The doctors, in batches of 100, will train at the gymkhana club between 7-8 pm every day from May 15. The basic course will be for 6 months and the black belt course for 30 months.

According to a report in the Lancet journal, while 75% doctors in tertiary care hospitals face physical or verbal violence at work at least once in lifetime, over 40% of them faced it in 2016.

The problem is multifactoral. Overcrowding in public health facilities forcing doctors to spend less time with patients, corruption and over-charging for services (in which the referring doctor gets a cut) leading to the breakdown in the doctor-patient trust are some of the reasons recognised by the study.

“Doctors are forced to spend less time listening to the patients or their caregivers. The concept of shared decision making is almost absent. The average conversation between a doctor and a patient might last just a few seconds,” said Dr Vijay Nath Mishra, neurology professor, Sir Sunderlal Hospital, Varanasi.


The IMA will launch a registry where doctors can report any incidence of violence along with evidence such as videos, photos, CCTV footage, and newspaper clippings. The doctors’ body will then conduct an investigation and do a root cause analysis.

“This will help us in understanding why violence is happening, predict when the violence might happen and look at measures to prevent such incidences,” said Dr Dr KK Agarwal, president of the Indian Medical Association (IMA).


“Confrontations happen because of the anger caused by non-fulfilment of desire. Hence, we need to understand what the patients really want,” said Dr Aggarwal.
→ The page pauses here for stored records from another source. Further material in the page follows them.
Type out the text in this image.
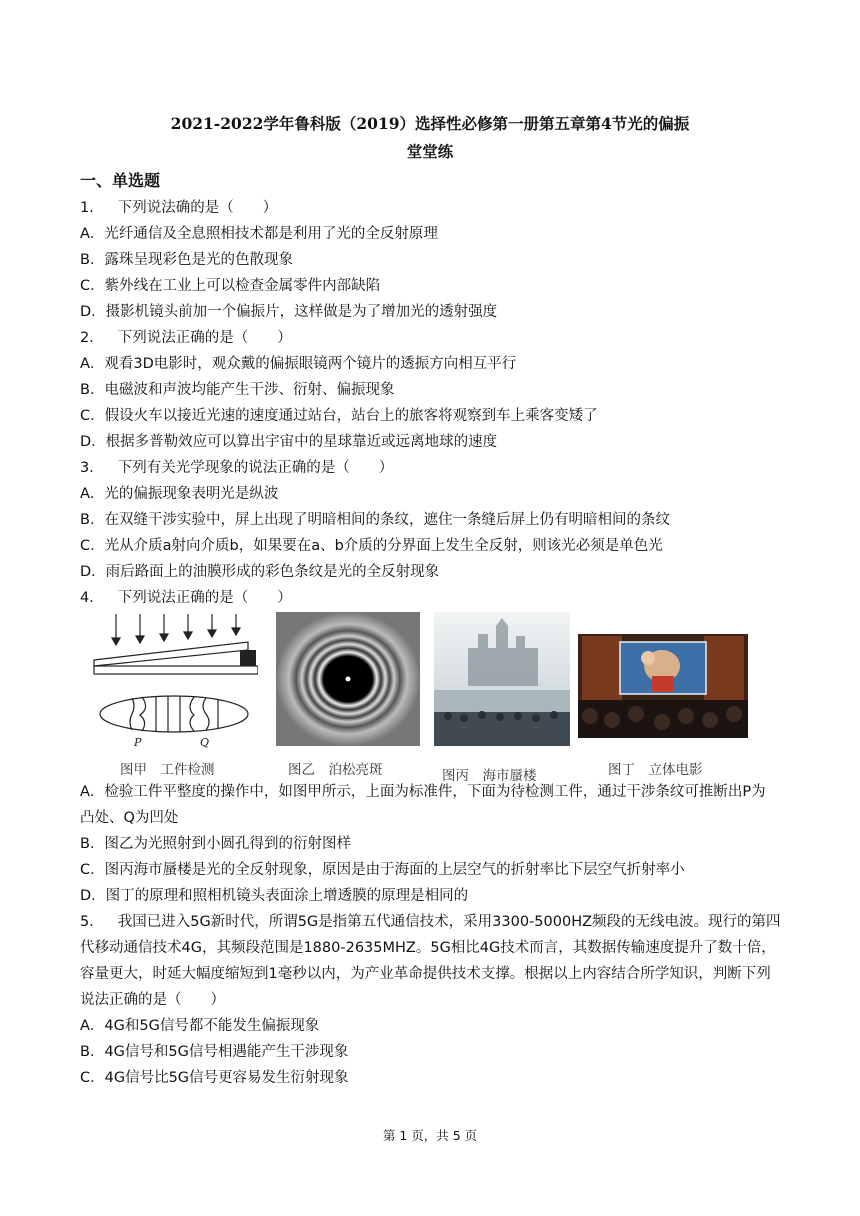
2021-2022学年鲁科版（2019）选择性必修第一册第五章第4节光的偏振
堂堂练
一、单选题
1． 下列说法确的是（　　）
A．光纤通信及全息照相技术都是利用了光的全反射原理
B．露珠呈现彩色是光的色散现象
C．紫外线在工业上可以检查金属零件内部缺陷
D．摄影机镜头前加一个偏振片，这样做是为了增加光的透射强度
2． 下列说法正确的是（　　）
A．观看3D电影时，观众戴的偏振眼镜两个镜片的透振方向相互平行
B．电磁波和声波均能产生干涉、衍射、偏振现象
C．假设火车以接近光速的速度通过站台，站台上的旅客将观察到车上乘客变矮了
D．根据多普勒效应可以算出宇宙中的星球靠近或远离地球的速度
3． 下列有关光学现象的说法正确的是（　　）
A．光的偏振现象表明光是纵波
B．在双缝干涉实验中，屏上出现了明暗相间的条纹，遮住一条缝后屏上仍有明暗相间的条纹
C．光从介质a射向介质b，如果要在a、b介质的分界面上发生全反射，则该光必须是单色光
D．雨后路面上的油膜形成的彩色条纹是光的全反射现象
4． 下列说法正确的是（　　）
P	Q
图甲　工件检测	图乙　泊松亮斑	图丙　海市蜃楼	图丁　立体电影
A．检验工件平整度的操作中，如图甲所示，上面为标准件，下面为待检测工件，通过干涉条纹可推断出P为
凸处、Q为凹处
B．图乙为光照射到小圆孔得到的衍射图样
C．图丙海市蜃楼是光的全反射现象，原因是由于海面的上层空气的折射率比下层空气折射率小
D．图丁的原理和照相机镜头表面涂上增透膜的原理是相同的
5． 我国已进入5G新时代，所谓5G是指第五代通信技术，采用3300-5000HZ频段的无线电波。现行的第四
代移动通信技术4G，其频段范围是1880-2635MHZ。5G相比4G技术而言，其数据传输速度提升了数十倍，
容量更大，时延大幅度缩短到1毫秒以内，为产业革命提供技术支撑。根据以上内容结合所学知识，判断下列
说法正确的是（　　）
A．4G和5G信号都不能发生偏振现象
B．4G信号和5G信号相遇能产生干涉现象
C．4G信号比5G信号更容易发生衍射现象
第 1 页，共 5 页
A survey done by the IMA found that 90% of the patients wanted doctors acknowledge and address them, 92% wanted doctors to listen, 89% wanted the doctors to explain what the illness is and keep them informed throughout. Around 75% of the people also wanted their doctors to review – ask them if they understood and, if not, help them understand. 40% of the respondents also wanted the doctors to thank them. “The patients said that they always thank the doctors, but they wanted that the doctor thank them in return as they gave them an opportunity to treat their relative. We called the study ALERT – Acknowledge, Listen, Explain, Review and Thank,” said Dr Aggarwal.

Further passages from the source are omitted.